The panellists generally agreed with this. Rebecca commented that GDPR is becoming more and more of an issue in qualitative research. In the past masters students might have had no problem in doing interviews, but increasingly we need a lawyer instructing us what is and isn’t allowed. This element of formalization and standardization did not exist in the past, at least in Finland. Sebastian added that the introduction of IRB boards (ethics approval) might affect this trend as well. Jelena explained that privacy issues have been relevant for a long time in experimental research, but experimental research has not been used as much in IB as in other disciplines, so we may not have been used to these issues in the past, compared to other disciplines.

References

Cerar, J., Nell, P. C., & Reiche, B. S. (2021).
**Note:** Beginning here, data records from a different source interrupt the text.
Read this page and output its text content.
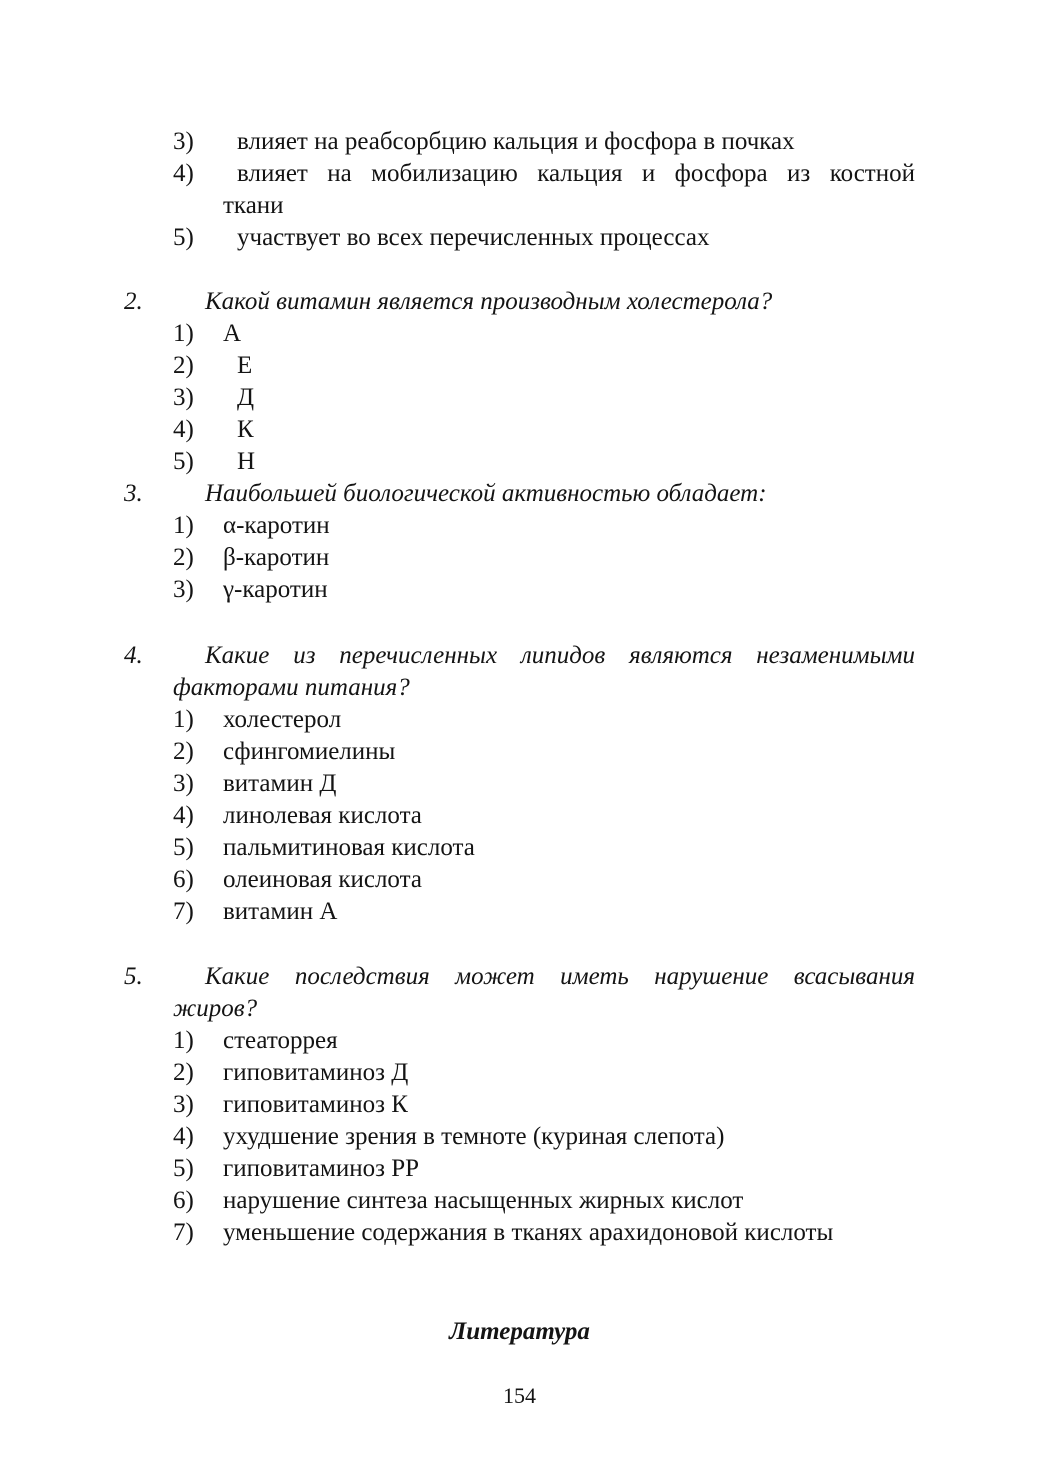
3) влияет на реабсорбцию кальция и фосфора в почках
4) влияет на мобилизацию кальция и фосфора из костной
ткани
5) участвует во всех перечисленных процессах
2. Какой витамин является производным холестерола?
1) А
2) Е
3) Д
4) К
5) Н
3. Наибольшей биологической активностью обладает:
1) α-каротин
2) β-каротин
3) γ-каротин
4. Какие из перечисленных липидов являются незаменимыми
факторами питания?
1) холестерол
2) сфингомиелины
3) витамин Д
4) линолевая кислота
5) пальмитиновая кислота
6) олеиновая кислота
7) витамин А
5. Какие последствия может иметь нарушение всасывания
жиров?
1) стеаторрея
2) гиповитаминоз Д
3) гиповитаминоз К
4) ухудшение зрения в темноте (куриная слепота)
5) гиповитаминоз РР
6) нарушение синтеза насыщенных жирных кислот
7) уменьшение содержания в тканях арахидоновой кислоты
Литература
154
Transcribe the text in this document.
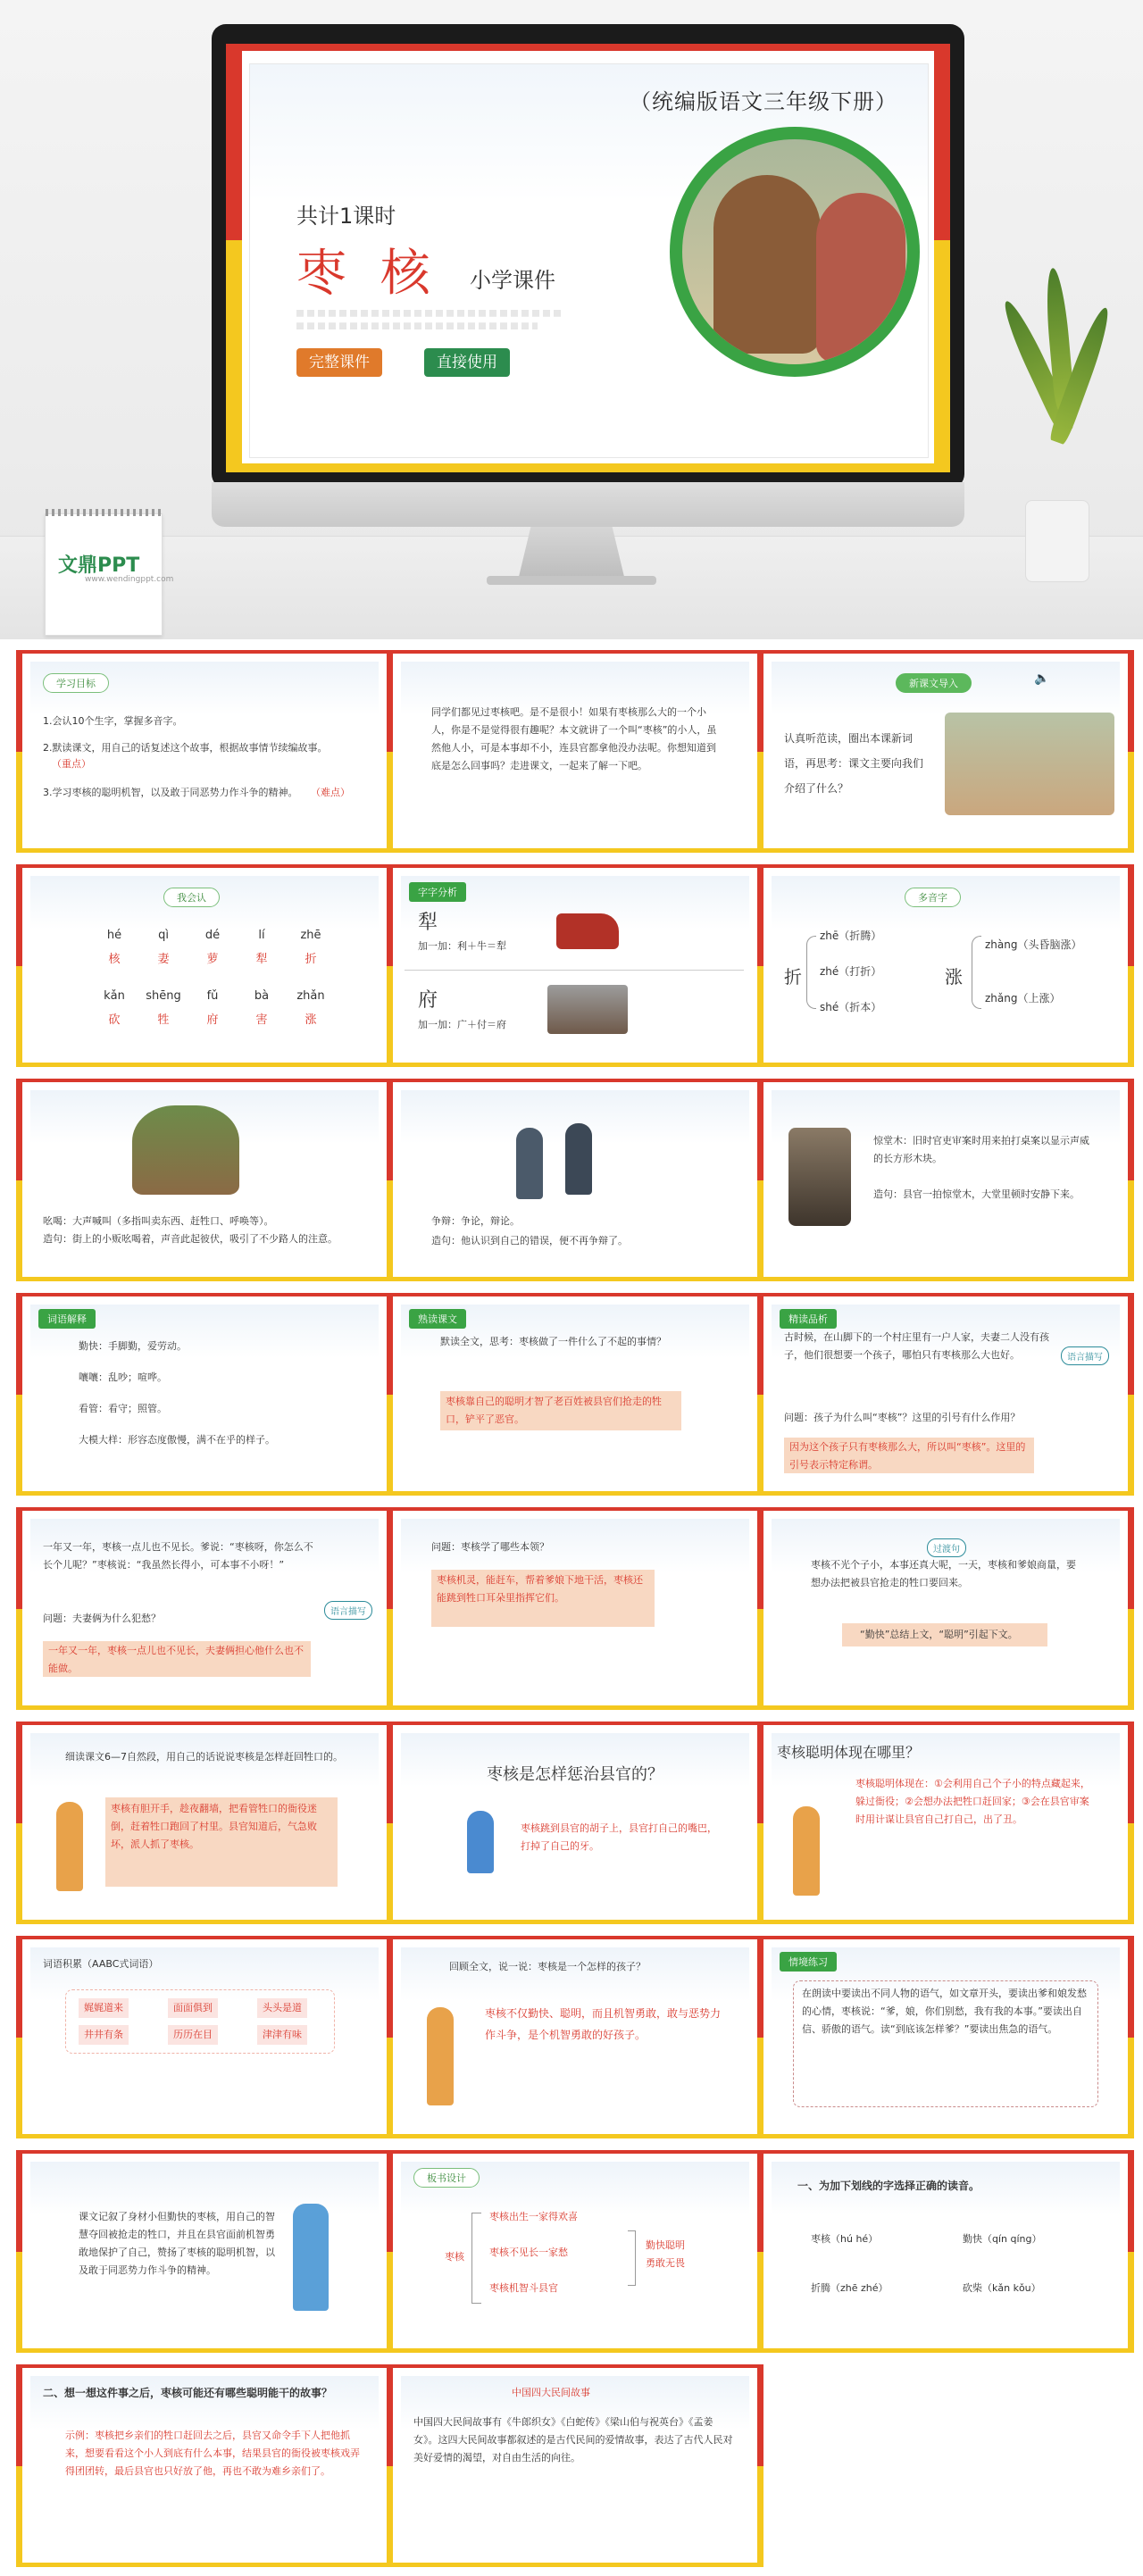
（统编版语文三年级下册）
共计1课时
枣 核 小学课件
完整课件	直接使用
文鼎PPT
www.wendingppt.com
学习目标
1.会认10个生字，掌握多音字。
2.默读课文，用自己的话复述这个故事，根据故事情节续编故事。
（重点）
3.学习枣核的聪明机智，以及敢于同恶势力作斗争的精神。	（难点）
同学们都见过枣核吧。是不是很小！如果有枣核那么大的一个小人，你是不是觉得很有趣呢？本文就讲了一个叫“枣核”的小人，虽然他人小，可是本事却不小，连县官都拿他没办法呢。你想知道到底是怎么回事吗？走进课文，一起来了解一下吧。
新课文导入	🔈
认真听范读，圈出本课新词语，再思考：课文主要向我们介绍了什么？
我会认
hé	qì	dé	lí	zhē
核	妻	萝	犁	折
kǎn	shēng	fǔ	bà	zhǎn
砍	牲	府	害	涨
字字分析
犁
加一加：利＋牛＝犁
府
加一加：广＋付＝府
多音字
折
zhē（折腾）
zhé（打折）
shé（折本）
涨
zhàng（头昏脑涨）
zhǎng（上涨）
吆喝：大声喊叫（多指叫卖东西、赶牲口、呼唤等）。
造句：街上的小贩吆喝着，声音此起彼伏，吸引了不少路人的注意。
争辩：争论，辩论。
造句：他认识到自己的错误，便不再争辩了。
惊堂木：旧时官吏审案时用来拍打桌案以显示声威的长方形木块。
造句：县官一拍惊堂木，大堂里顿时安静下来。
词语解释
勤快：手脚勤，爱劳动。
嚷嚷：乱吵；喧哗。
看管：看守；照管。
大模大样：形容态度傲慢，满不在乎的样子。
熟读课文
默读全文，思考：枣核做了一件什么了不起的事情？
枣核靠自己的聪明才智了老百姓被县官们抢走的牲口，铲平了恶官。
精读品析
古时候，在山脚下的一个村庄里有一户人家，夫妻二人没有孩子，他们很想要一个孩子，哪怕只有枣核那么大也好。	语言描写
问题：孩子为什么叫“枣核”？这里的引号有什么作用？
因为这个孩子只有枣核那么大，所以叫“枣核”。这里的引号表示特定称谓。
一年又一年，枣核一点儿也不见长。爹说：“枣核呀，你怎么不长个儿呢？”枣核说：“我虽然长得小，可本事不小呀！”
问题：夫妻俩为什么犯愁？
语言描写
一年又一年，枣核一点儿也不见长，夫妻俩担心他什么也不能做。
问题：枣核学了哪些本领？
枣核机灵，能赶车，帮着爹娘下地干活，枣核还能跳到牲口耳朵里指挥它们。
过渡句
枣核不光个子小，本事还真大呢，一天，枣核和爹娘商量，要想办法把被县官抢走的牲口要回来。
“勤快”总结上文，“聪明”引起下文。
细读课文6—7自然段，用自己的话说说枣核是怎样赶回牲口的。
枣核有胆开手，趁夜翻墙，把看管牲口的衙役迷倒，赶着牲口跑回了村里。县官知道后，气急败坏，派人抓了枣核。
枣核是怎样惩治县官的？
枣核跳到县官的胡子上，县官打自己的嘴巴，打掉了自己的牙。
枣核聪明体现在哪里？
枣核聪明体现在：①会利用自己个子小的特点藏起来，躲过衙役；②会想办法把牲口赶回家；③会在县官审案时用计谋让县官自己打自己，出了丑。
词语积累（AABC式词语）
娓娓道来	面面俱到	头头是道
井井有条	历历在目	津津有味
回顾全文，说一说：枣核是一个怎样的孩子？
枣核不仅勤快、聪明，而且机智勇敢，敢与恶势力作斗争，是个机智勇敢的好孩子。
情境练习
在朗读中要读出不同人物的语气，如文章开头，要读出爹和娘发愁的心情，枣核说：“爹，娘，你们别愁，我有我的本事。”要读出自信、骄傲的语气。读“到底该怎样爹？”要读出焦急的语气。
课文记叙了身材小但勤快的枣核，用自己的智慧夺回被抢走的牲口，并且在县官面前机智勇敢地保护了自己，赞扬了枣核的聪明机智，以及敢于同恶势力作斗争的精神。
板书设计
枣核
枣核出生一家得欢喜
枣核不见长一家愁
枣核机智斗县官
勤快聪明
勇敢无畏
一、为加下划线的字选择正确的读音。
枣核（hú hé）	勤快（qín qíng）
折腾（zhē zhé）	砍柴（kǎn kǒu）
二、想一想这件事之后，枣核可能还有哪些聪明能干的故事？
示例：枣核把乡亲们的牲口赶回去之后，县官又命令手下人把他抓来，想要看看这个小人到底有什么本事，结果县官的衙役被枣核戏弄得团团转，最后县官也只好放了他，再也不敢为难乡亲们了。
中国四大民间故事
中国四大民间故事有《牛郎织女》《白蛇传》《梁山伯与祝英台》《孟姜女》。这四大民间故事都叙述的是古代民间的爱情故事，表达了古代人民对美好爱情的渴望，对自由生活的向往。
The declining share of primary data and the neglect of the individual level in international business research. Journal of International Business Studies, 1-10.

Mees-Buss, J., Welch, C., & Piekkari, R. (2020). From templates to heuristics: how and why to move beyond the Gioia methodology. Organizational Research Methods, 1-25.

Nielsen, B. B., Welch, C., Chidlow, A., Miller, S. R., Aguzzoli, R., Gardner, E., ... & Pegoraro, D. (2020). Fifty years of methodological trends in JIBS: Why future IB research needs more triangulation. Journal of International Business Studies, 51(9), 1478-1499.

Piekkari, R., Welch, C., & Paavilainen, E. (2009). The case study as disciplinary convention: Evidence from international business journals. Organizational Research Methods, 12(3), 567-589.

Welch, C., Marschan-Piekkari, R., Penttinen, H., & Tahvanainen, M. (2002). Corporate elites as informants in qualitative international business research. International Business Review, 11(5), 611-628.